What led you to found the Stanford Sleep Disorders Clinic?
Before I came to Stanford, I was a research fellow at Mount Sinai Hospital in New York City and worked with patients who had narcolepsy. After I went to Stanford, in 1963, I discovered that doctors were not recognizing this illness, so I put a little want ad in the San Francisco Chronicle asking people who had symptoms suggesting narcolepsy to contact me. I got about 100 responses, at least 50 of which were patients with undiagnosed narcolepsy. I started a narcolepsy clinic in 1964 to study and treat the illness, but I had to close it a year later as unpaid patient bills piled up.

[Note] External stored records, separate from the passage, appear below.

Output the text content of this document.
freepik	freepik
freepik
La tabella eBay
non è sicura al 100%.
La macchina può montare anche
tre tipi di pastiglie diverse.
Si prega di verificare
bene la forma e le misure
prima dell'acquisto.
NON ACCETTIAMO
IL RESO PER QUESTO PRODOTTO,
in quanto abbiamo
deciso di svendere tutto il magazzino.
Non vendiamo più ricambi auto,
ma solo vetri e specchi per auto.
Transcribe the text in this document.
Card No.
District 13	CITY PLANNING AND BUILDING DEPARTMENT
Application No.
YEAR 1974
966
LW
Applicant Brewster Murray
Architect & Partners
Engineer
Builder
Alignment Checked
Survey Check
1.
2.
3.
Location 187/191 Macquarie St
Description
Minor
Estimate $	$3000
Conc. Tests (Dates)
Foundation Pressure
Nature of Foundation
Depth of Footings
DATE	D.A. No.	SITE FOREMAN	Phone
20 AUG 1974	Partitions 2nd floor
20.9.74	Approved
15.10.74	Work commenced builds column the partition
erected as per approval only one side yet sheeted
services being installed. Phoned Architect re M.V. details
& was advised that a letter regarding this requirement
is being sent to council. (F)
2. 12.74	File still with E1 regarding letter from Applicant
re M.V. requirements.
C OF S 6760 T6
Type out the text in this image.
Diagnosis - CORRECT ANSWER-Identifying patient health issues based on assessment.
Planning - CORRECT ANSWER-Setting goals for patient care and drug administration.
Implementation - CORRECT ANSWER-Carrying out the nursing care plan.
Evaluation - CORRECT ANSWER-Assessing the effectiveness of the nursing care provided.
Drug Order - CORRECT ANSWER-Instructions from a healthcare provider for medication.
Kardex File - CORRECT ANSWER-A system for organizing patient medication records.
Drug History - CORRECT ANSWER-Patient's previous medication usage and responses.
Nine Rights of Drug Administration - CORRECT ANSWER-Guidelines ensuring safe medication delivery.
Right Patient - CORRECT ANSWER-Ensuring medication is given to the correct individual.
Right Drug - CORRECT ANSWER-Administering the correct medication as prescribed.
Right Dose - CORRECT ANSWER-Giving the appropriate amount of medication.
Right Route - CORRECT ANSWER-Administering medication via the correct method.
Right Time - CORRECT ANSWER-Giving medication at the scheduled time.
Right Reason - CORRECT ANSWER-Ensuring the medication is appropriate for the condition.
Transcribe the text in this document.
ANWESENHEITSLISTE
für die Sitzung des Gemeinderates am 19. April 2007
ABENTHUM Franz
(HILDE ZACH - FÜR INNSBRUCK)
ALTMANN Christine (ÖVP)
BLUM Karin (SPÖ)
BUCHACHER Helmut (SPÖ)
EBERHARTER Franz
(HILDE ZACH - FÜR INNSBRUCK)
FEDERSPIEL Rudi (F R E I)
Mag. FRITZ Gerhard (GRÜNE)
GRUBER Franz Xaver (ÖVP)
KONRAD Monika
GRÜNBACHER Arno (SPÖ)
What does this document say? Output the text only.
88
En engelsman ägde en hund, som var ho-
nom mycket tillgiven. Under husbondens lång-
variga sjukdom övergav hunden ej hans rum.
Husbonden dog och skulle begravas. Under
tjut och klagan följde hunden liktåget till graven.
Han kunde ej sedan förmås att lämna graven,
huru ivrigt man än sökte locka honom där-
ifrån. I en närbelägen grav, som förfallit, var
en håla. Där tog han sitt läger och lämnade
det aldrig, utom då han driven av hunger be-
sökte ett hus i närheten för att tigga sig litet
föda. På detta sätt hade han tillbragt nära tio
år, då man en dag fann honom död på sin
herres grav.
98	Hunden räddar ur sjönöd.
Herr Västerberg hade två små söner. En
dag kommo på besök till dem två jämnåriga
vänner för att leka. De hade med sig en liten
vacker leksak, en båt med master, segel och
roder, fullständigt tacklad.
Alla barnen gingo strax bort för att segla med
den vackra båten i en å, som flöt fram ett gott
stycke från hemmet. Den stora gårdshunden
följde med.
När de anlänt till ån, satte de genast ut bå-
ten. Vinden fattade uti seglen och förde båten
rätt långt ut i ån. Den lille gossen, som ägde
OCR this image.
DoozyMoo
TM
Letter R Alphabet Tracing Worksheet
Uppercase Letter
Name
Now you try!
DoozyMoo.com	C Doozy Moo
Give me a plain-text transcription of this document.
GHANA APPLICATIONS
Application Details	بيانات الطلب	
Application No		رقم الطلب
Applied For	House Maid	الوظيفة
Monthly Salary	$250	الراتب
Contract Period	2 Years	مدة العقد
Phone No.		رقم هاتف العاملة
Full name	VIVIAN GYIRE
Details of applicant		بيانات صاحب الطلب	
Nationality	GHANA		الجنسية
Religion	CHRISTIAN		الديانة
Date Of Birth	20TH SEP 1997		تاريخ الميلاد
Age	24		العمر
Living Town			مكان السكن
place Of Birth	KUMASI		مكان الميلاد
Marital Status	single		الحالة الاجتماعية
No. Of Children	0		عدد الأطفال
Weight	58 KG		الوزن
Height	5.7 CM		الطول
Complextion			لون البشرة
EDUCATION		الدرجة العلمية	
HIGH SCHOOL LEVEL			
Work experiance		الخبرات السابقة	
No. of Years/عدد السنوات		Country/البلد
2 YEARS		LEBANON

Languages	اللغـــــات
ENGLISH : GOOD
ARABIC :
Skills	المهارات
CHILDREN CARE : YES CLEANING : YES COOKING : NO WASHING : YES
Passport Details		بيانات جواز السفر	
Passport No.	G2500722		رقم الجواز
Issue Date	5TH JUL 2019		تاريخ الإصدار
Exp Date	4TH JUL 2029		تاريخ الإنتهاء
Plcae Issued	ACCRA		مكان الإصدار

It was gratifying to participate in patient care, so I had that lingering desire. When I first started researching, you could say all you had to do to get a grant from the National Institutes of Health was sneeze. But it had become quite difficult with peer review and everyone looking for a reason to reject a grant. I had a large staff and needed additional income to pay their salaries. I thought that a clinic would produce a major source of revenue, since I was aware of the high prevalence of complaints of insomnia among the population. I couldn’t have been more wrong! Insomniacs were not referred to our clinics by their physicians.